The mechanisms of association between insulin resistance are complex and likely multifactorial. Regardless, a large portion of all patients who are candidates for global risk assessment have insulin resistance and its accompanying metabolic risk factors (the metabolic syndrome). The components of this syndrome include the atherogenic lipoprotein phenotype (elevated triglycerides, small LDL particles, and low HDL-C levels), elevated blood pressure, a prothrombotic state, and often, impaired fasting glucose.

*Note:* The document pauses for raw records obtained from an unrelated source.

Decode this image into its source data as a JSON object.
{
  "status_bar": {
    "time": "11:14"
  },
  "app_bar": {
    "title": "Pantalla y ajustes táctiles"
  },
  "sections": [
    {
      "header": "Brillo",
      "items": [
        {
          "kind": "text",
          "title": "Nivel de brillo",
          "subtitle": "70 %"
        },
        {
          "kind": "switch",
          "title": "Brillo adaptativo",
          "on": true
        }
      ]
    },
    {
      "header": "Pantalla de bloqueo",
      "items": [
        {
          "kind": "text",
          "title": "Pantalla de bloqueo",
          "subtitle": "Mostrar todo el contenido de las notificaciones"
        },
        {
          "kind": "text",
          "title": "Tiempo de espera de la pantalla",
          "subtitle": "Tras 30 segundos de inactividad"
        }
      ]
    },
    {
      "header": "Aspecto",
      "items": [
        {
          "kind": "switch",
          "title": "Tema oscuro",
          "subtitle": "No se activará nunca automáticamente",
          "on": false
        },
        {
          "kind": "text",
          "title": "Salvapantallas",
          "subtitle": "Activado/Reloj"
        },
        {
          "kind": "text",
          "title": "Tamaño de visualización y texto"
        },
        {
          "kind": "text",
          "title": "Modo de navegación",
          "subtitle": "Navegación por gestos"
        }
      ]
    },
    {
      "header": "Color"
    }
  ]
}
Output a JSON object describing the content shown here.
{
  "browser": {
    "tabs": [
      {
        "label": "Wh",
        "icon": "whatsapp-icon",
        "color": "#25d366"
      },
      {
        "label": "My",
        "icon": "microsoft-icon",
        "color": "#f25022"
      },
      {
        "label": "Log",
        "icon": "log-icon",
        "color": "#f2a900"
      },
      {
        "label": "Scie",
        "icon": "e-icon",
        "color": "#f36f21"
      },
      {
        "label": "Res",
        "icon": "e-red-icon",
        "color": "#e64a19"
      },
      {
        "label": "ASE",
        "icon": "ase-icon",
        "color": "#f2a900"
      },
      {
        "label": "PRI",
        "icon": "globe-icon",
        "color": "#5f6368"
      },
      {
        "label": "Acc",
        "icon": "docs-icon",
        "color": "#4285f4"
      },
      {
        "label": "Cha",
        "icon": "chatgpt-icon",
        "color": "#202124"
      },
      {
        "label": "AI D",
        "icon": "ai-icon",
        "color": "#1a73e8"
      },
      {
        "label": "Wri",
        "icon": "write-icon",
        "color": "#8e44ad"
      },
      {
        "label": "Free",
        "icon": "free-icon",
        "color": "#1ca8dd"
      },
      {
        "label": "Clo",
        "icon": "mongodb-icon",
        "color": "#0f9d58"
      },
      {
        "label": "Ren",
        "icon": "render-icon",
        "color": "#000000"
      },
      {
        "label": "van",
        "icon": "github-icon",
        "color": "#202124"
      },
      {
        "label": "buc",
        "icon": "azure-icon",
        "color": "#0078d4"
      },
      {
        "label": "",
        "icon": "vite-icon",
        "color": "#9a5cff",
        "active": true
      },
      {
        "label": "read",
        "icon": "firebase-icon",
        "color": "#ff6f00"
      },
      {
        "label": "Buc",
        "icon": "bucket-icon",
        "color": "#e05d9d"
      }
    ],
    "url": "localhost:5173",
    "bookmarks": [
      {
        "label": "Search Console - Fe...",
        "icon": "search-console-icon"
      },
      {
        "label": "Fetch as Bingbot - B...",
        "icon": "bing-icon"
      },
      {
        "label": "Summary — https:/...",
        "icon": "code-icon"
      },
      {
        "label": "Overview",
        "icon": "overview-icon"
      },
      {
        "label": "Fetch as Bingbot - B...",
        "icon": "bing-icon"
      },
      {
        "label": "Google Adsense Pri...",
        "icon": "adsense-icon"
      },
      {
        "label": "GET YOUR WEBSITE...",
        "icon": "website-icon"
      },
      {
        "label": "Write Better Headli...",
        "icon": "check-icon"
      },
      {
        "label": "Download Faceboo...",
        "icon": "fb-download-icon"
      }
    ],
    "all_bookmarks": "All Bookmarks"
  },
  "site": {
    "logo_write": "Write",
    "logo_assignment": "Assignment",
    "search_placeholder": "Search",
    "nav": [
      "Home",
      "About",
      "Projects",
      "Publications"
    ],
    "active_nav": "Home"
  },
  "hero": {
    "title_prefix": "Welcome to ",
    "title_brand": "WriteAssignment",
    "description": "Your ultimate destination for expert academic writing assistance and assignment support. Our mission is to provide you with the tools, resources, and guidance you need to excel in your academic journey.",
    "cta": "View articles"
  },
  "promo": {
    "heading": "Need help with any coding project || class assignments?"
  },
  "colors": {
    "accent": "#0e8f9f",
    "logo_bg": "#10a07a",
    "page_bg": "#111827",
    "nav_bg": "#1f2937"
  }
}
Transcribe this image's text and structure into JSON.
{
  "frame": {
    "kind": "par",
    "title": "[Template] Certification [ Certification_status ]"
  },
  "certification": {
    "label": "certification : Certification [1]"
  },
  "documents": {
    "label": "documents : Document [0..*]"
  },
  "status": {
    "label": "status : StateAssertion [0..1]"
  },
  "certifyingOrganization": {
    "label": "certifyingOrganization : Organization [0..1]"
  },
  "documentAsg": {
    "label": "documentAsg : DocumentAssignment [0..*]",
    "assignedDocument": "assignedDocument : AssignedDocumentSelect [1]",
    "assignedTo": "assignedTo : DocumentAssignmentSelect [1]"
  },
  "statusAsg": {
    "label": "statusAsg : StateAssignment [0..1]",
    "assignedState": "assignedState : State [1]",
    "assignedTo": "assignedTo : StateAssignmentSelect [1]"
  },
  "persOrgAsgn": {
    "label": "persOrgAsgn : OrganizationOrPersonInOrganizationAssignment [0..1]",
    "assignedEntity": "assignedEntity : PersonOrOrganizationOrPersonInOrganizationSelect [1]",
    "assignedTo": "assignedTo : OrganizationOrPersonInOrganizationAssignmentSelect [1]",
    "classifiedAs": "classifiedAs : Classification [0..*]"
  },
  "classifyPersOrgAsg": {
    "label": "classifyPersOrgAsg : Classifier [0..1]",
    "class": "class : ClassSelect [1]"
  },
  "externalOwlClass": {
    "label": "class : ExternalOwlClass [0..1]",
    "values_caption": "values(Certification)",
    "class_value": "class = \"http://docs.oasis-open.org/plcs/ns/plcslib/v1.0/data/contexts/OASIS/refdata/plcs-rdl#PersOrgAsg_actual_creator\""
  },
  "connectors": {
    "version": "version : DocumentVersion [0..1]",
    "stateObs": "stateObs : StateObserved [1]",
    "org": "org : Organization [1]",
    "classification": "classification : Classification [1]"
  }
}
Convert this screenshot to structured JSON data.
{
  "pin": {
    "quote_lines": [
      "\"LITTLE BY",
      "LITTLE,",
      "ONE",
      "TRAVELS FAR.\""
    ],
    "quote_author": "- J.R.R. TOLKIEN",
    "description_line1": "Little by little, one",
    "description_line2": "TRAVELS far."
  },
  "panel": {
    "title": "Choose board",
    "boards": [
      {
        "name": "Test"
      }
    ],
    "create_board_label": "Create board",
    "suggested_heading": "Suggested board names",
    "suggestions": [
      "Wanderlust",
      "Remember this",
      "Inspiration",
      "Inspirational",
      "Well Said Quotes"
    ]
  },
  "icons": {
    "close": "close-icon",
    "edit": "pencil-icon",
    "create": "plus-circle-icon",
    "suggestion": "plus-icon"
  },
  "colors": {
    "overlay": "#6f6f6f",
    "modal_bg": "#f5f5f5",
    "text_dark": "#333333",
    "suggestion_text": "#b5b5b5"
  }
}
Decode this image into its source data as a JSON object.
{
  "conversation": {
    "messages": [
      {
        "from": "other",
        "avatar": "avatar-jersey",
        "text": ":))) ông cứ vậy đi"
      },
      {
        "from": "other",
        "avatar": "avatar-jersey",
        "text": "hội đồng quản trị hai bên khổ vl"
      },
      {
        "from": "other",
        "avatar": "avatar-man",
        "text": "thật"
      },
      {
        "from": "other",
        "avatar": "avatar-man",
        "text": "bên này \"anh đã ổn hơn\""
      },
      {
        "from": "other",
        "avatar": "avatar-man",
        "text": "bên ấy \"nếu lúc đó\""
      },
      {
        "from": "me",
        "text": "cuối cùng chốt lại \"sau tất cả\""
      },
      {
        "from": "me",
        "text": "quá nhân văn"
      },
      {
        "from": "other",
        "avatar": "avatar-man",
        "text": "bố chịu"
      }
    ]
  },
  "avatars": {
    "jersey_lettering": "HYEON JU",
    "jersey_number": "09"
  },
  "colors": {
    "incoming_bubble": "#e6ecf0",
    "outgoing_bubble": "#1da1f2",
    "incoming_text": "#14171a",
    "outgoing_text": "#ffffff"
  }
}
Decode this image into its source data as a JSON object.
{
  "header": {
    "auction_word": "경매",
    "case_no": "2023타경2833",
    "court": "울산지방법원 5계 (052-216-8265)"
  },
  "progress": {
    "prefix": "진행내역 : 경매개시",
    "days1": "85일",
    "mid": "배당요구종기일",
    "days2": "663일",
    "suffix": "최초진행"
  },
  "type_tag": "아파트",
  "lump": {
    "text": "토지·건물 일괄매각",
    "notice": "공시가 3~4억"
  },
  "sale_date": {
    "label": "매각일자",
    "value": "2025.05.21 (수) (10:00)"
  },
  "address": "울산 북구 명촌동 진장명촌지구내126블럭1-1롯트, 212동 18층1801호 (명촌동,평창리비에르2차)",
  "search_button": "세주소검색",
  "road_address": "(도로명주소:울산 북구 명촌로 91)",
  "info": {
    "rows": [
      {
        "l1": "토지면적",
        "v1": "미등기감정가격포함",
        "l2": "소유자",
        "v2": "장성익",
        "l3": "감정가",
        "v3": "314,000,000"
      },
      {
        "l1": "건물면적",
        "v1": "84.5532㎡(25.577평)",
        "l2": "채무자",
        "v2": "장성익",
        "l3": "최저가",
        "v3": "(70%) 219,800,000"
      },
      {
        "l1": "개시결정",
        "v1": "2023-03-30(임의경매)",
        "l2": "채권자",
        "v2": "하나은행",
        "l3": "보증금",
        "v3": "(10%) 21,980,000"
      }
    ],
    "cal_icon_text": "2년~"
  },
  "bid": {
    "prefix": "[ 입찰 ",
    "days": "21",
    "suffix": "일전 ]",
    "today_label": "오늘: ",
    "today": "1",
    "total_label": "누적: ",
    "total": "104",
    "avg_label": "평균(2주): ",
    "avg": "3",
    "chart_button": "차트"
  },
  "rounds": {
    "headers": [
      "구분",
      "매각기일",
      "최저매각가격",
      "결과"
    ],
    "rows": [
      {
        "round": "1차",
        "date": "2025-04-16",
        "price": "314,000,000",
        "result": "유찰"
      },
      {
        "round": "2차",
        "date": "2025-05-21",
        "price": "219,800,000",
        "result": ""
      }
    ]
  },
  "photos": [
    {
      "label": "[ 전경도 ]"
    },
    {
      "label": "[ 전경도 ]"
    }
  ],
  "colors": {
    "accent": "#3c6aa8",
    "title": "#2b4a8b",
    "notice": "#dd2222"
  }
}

The metabolic syndrome (Cardiometabolic Risk Syndrome) is a clinical diagnosis, but the risk accompanying it can be assessed in large part by Framingham scoring. This scoring does not count impaired fasting glucose as an independent risk factor, although Framingham publications would support doing so. Insulin resistance can be assumed to be present in a patient with obesity (BMI >30 kg/m2) or overweight (BMI 25 to 29.9 kg/m2) plus abdominal obesity, especially when accompanied by elevated plasma triglycerides, low HDL-C, or impaired fasting glucose.

Insulin resistance is acquired largely through obesity and physical inactivity, although a genetic component undoubtedly exists. The only therapies presently available for insulin resistance for patients without diabetes are weight reduction and increased physical activity.

Remember, it is your life and your health and you should know your personal Framingham Risk Score.